Gimme My Crown Back
Lady Sovereign reigns supreme; The Strokes’ Albert Hammond, Jr. rules; and the view’s nice from The New Mexican Revolution’s throne
Unfortunately, the aural shock of Run The Road was only felt in hipster circles. And, as a genre, grime is all but dead. Interestingly, the sole alum of the compilation to impact the hip-hop/dance/pop singles world is a diminutive teenage girl named Lady Sovereign.
Public Warning is Lady Sovereign’s first proper full-length, and the big surprise is that the album is not overly dumbed down for popular consumption. Sure, the music is a bit more melodic and accessible, but S.O.V.’s wit and intelligence have not been shunted.
So, the burning question is will Lady Sovereign’s arresting meld of electro beats, dancehall toasting, and, yes, dance/pop work as a stateside singles commodity? Early indicators evince that, yes, S.O.V. might have the ability to follow up on M.I.A.’s sadly misdirected U.S. conquest. Maybe the release of Public Warning is one of those rare instances where timing and real talent are synchronous.

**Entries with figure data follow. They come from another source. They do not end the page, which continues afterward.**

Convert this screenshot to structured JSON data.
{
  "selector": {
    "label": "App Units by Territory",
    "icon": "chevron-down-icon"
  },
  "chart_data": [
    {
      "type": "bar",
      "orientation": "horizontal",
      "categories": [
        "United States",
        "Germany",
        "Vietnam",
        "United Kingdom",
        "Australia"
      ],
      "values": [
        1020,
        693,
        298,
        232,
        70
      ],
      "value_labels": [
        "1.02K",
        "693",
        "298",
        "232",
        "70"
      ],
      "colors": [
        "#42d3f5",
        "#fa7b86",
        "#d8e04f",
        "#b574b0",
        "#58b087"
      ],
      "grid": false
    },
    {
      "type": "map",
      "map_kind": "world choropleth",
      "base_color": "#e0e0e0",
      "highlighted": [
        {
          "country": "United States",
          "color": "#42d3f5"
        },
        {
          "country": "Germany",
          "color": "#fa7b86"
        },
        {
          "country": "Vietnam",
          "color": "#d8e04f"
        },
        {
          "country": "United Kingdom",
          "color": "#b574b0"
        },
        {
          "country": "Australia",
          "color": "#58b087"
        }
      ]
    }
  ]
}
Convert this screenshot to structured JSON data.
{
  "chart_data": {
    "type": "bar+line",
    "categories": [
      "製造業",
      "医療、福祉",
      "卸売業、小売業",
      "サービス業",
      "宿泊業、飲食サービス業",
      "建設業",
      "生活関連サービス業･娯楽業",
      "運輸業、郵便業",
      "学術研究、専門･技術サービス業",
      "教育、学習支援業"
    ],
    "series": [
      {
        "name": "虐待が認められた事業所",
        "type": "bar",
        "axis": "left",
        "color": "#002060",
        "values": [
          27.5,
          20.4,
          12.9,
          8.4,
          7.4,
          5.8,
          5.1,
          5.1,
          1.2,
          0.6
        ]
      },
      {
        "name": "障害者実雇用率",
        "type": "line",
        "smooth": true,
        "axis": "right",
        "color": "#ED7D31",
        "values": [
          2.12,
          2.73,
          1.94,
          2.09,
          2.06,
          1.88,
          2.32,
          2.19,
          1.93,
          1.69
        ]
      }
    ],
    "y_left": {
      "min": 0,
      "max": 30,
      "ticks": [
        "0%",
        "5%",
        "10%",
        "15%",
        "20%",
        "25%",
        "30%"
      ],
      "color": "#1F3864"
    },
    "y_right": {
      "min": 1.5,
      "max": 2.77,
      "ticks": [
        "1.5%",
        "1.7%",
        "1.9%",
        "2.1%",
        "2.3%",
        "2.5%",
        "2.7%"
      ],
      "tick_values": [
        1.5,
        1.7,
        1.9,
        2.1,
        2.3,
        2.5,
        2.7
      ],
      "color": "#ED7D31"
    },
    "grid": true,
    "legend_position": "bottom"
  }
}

Smart, sassy, and funny, Lady Sovereign straddles the vocal DMZ between straightforward rap, the sung/spoken chant of dancehall ragga, and the straightforward melodies of dance pop. The resulting is a sound that just might translate into big success, provided S.O.V.’s management can arrange for the proper exposure that would be provided by a cell phone commercial. Let’s hope the suits play their cards right with Lady Sovereign.
Albert Hammond, Jr.
The Ron Wood or Sterling Morrison of the band, second fiddler Albert Hammond, Jr., has faded into a subordinate role in The Strokes. And, judging by Hammond’s solo debut, Yours to Keep , The Strokes have made a foolish management decision by appointing Hammond an outfield position.
Kicking off with “Cartoon Music for Superheroes,” Yours to Keep reminds listeners why they loved The Strokes way back in 2001, when faux garage rock and “The” bands were the entrée de jour for hipsters worldwide. Chock full of the bare guitar patterns and sing-along melodies that made The Strokes such a sheer pleasure back in the day, Yours to Keep flies by quickly, a caffeinated confection that is unencumbered by high artistic aspirations.
The album is a collection of songs that The Strokes rejected for some unexplainable reason. Albert, Jr. and co. play admirably, and Mr. Hammond’s sings ably, unfortunately lacking the sexy swagger that is Julian Casablancas’ forte. Truthfully, the only drawback to the album is imagining how these arrangements would’ve sounded if they had been fleshed out by the home team, as intended. For now, Yours to Keep will have to serve as a reminder of the charms of a group that has lost its focus. Alas and alack.
The New Mexican Revolution
One of these days I’m gonna lay my body down , singer Wes Shirley sings on “Lay My Body Down.” Give up this collection of knowns. The journey through these five songs begins with disillusionment: It’s the easiest thing in the world to make promises in good weather , Shirley sings on “If the Creek Don’t Rise.” Then we end at a point of serenity. But it’s not a happy ending. It’s a moment of peace, of acceptance in spite of it all.
And I hope for something more , comes the final track. When I find myself in the sun it feels so good. There’s sparse guitarwork and the occasional chime from a sitar, all of it resonating behind a few metronomic puffs of a flute.